Optimizing your surroundings
So, how do we create a microenvironment of health? It starts with small changes. It’s important to ask yourself, how do the people you surround yourself with, the places you live and work in, and the things that you are exposed to affect your daily behavior?
When you identify those triggers, you can start designing a space that supports your Habits of Health. Here are some simple ways to begin:
- Join a group fitness group, exercise with a friend or walk your dog with a neighbor. Who you surround yourself with and how their actions and habits affect your habits can have a big impact on how we eat, move, sleep and spend our free time.

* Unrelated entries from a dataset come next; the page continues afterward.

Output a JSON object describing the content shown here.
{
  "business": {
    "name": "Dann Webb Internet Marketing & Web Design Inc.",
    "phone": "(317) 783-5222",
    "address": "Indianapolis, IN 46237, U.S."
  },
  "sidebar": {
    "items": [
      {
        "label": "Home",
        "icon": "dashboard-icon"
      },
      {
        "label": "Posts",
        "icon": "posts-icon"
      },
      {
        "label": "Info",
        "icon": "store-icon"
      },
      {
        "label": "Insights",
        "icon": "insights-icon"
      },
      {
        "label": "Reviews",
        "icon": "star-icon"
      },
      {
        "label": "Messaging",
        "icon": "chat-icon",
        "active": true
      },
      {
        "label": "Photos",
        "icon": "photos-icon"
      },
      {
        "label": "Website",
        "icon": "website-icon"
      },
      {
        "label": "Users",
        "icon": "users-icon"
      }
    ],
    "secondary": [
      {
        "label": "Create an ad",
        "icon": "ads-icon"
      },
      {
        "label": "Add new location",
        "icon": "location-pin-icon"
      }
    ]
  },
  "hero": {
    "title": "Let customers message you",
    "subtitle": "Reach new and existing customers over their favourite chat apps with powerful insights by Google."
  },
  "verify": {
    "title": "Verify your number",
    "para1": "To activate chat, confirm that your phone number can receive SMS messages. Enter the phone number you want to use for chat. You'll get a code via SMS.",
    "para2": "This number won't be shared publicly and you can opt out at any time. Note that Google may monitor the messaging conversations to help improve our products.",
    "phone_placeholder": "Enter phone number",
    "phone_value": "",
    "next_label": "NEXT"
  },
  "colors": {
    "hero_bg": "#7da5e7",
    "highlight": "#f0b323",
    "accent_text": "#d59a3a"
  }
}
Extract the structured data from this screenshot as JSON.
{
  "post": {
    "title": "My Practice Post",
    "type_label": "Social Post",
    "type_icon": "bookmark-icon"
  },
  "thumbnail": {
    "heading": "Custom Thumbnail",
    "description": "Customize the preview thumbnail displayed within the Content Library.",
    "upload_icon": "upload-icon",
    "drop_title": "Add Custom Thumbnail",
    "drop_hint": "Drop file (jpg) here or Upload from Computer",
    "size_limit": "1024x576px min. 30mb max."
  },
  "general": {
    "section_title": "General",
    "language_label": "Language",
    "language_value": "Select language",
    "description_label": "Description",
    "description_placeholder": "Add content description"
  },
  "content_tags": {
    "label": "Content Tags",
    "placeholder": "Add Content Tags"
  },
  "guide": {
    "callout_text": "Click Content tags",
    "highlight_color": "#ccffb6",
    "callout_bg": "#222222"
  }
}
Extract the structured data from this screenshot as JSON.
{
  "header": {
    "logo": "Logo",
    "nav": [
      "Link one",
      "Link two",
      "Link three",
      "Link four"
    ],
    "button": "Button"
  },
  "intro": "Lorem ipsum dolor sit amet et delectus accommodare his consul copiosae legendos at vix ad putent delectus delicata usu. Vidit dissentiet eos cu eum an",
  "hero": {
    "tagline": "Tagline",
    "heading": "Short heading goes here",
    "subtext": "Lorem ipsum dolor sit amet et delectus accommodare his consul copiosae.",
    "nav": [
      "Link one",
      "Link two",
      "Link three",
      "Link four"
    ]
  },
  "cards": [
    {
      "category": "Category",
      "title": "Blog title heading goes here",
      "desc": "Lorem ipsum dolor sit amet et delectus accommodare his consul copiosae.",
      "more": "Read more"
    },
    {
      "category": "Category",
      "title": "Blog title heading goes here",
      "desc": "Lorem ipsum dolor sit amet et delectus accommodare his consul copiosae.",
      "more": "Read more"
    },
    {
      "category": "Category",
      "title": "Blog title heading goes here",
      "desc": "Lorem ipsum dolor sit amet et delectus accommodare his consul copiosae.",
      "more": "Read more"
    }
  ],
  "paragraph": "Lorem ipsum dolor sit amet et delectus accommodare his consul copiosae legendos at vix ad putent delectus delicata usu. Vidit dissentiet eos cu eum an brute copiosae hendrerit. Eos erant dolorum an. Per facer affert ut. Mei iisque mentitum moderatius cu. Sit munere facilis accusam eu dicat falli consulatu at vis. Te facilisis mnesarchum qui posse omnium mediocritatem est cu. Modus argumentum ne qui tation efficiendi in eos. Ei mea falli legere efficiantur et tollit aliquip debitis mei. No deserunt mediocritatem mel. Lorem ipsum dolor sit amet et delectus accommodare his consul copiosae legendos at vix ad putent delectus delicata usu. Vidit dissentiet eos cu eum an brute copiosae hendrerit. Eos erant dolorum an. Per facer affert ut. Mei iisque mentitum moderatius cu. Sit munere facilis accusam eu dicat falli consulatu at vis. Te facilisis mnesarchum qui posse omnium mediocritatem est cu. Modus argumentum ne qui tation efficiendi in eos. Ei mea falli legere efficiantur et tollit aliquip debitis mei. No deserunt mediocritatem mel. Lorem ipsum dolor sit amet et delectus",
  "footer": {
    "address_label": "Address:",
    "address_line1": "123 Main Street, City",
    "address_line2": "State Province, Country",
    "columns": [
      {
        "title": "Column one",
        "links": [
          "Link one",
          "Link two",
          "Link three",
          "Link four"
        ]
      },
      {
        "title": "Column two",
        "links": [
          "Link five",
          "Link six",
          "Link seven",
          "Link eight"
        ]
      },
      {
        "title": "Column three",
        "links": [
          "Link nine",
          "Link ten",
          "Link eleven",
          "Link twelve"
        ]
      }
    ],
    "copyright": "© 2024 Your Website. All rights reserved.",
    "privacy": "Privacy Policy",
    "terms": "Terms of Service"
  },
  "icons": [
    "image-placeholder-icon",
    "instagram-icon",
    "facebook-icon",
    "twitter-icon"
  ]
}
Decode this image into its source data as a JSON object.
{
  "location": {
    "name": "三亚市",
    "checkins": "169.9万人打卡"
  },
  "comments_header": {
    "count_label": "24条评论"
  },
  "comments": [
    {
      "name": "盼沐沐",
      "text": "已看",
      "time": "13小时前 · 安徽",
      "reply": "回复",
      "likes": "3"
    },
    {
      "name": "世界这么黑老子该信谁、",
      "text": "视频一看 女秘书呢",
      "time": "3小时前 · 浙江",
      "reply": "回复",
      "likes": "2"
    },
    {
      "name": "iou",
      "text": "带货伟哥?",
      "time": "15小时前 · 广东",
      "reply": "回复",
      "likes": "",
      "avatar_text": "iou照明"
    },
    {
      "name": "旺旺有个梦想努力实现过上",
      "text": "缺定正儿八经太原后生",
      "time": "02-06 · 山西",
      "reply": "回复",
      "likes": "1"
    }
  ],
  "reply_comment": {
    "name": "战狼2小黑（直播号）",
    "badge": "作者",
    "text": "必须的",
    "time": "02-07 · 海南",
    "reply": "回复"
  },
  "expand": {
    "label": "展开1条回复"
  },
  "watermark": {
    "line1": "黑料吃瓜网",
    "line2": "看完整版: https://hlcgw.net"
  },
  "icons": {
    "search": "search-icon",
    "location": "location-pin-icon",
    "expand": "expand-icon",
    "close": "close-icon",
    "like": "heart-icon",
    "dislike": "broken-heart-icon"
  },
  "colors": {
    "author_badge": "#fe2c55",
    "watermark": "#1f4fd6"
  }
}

- We often mistake thirst for hunger. Place a large pitcher of water with fresh lemon or mint right on the kitchen island, or keep your favourite water bottle at your desk. If it’s in your line of sight, you’ll be more likely to drink it without having to think about it.
- Convenience often wins. Bring a list to the grocery store and stick to it. Leave unnecessary foods on the shelves, and try to avoid the impulse items! Also, spend a few minutes prepping raw vegetables — carrots, cucumbers, bell peppers (depending on your stage of the plan) — and keep them in clear containers at eye level in the fridge. This way, when hunger hits, the healthiest option is already the most convenient one.
- Don’t let the “setup” be the reason you skip a workout. Lay your exercise clothes and sneakers out the night before. When you see them first thing in the morning, it removes the mental hurdle of getting started.
- Prepare for sleep. Decrease noise, adjust lighting and temperature in your bedroom to improve your relaxation and sleep. Removing the phone and TV from your immediate bedside can also help by preventing late-night scrolling and helps your brain switch into “recovery mode” faster.
- Identify your Kryptonite — things that can slow you down or throw you off. Make a conscious decision to eliminate them. At the same time, set yourself up for success by removing the obstacles. For example, wear or bring comfortable shoes to work so you are more likely to go for a walk during lunch.
It’s all about removing the friction from your healthy habits and adding it to the ones that hold you back.